Nas previsões mais pessimistas para 2009, há uma espécie de optimismo ao contrário: a de que o ano novo nos trará, a bem ou a mal, um mundo novo. Queremos notícias sensacionais, mesmo que más: a crise no seu auge, uma grande decisão dramática de Obama, uma convulsão política em Portugal. Desde 2001 que andamos preparados para um apocalipse. O Iraque prometia uma catástrofe vietnamita: tudo acabou, no entanto, com um acordo de retirada. Al Gore, com o seu aquecimento global, também gerou esperanças - mas afinal, continua a chover e a fazer frio. Muito provavelmente, 2009 irá decepcionar-nos. Continuaremos à espera do "pior da crise", Obama conservará o seu mistério, e as sondagens recusar-se-ão a alegrar a oposição portuguesa. A pior notícia talvez venha a ser a falta de grandes notícias.
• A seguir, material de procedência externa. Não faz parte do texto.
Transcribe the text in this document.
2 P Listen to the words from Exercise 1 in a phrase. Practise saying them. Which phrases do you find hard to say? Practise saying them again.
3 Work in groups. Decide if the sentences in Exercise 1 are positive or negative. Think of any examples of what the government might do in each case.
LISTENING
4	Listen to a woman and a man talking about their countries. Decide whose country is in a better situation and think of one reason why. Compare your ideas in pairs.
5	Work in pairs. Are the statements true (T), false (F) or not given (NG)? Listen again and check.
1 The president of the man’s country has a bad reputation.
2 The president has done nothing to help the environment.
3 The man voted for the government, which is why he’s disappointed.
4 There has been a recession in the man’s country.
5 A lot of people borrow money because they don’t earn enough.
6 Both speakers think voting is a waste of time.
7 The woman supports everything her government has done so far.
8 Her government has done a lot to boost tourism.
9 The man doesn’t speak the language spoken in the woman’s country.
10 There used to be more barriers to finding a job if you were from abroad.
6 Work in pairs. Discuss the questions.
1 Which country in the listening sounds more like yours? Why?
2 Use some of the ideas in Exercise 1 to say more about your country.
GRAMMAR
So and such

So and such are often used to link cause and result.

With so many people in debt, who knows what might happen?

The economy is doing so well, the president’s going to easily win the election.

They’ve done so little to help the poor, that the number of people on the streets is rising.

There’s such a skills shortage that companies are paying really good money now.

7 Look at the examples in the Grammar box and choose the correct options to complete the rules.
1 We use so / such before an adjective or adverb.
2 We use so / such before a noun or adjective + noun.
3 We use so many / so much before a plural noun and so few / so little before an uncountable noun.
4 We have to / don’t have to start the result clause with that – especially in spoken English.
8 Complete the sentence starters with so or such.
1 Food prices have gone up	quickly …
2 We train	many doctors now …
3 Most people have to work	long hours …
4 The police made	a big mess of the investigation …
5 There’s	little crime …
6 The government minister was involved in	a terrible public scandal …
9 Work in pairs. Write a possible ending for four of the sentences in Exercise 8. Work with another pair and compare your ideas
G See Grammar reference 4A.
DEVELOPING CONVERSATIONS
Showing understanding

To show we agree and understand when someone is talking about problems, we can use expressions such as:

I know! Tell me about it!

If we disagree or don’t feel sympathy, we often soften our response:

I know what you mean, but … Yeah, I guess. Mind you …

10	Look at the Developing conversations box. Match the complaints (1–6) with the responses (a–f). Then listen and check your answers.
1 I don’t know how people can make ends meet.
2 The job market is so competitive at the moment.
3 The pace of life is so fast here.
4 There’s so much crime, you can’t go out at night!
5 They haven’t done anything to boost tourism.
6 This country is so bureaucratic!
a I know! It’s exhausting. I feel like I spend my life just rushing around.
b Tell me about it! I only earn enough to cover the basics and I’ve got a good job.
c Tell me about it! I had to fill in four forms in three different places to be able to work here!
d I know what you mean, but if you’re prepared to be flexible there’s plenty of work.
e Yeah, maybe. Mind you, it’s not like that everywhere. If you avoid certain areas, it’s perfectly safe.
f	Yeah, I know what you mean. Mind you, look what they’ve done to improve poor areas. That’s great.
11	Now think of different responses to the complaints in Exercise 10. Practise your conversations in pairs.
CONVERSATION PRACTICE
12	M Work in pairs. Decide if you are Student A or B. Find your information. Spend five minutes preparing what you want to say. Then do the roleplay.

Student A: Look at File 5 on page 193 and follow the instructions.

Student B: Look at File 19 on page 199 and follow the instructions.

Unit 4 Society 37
A evolução pós-constitucional da república portuguesa. 29 de Dezembro de 2008, com a promulgação do Estatuto Político-Administrativo dos Açores pelo Presidente da República, ficará como uma das datas fundamentais da democracia portuguesa. Foi o momento em que, libertando-se dos últimos vestígios de pudor, a classe política assumiu que em Portugal os mais pequenos interesses eleitorais dos partidos estão acima da lei e do respeito pela lei. Há Estados de direito, e há Estados de partidos. O nosso é manifestamente desta segunda espécie. O Presidente da República avisou o país. Mas haverá um país para o ouvir?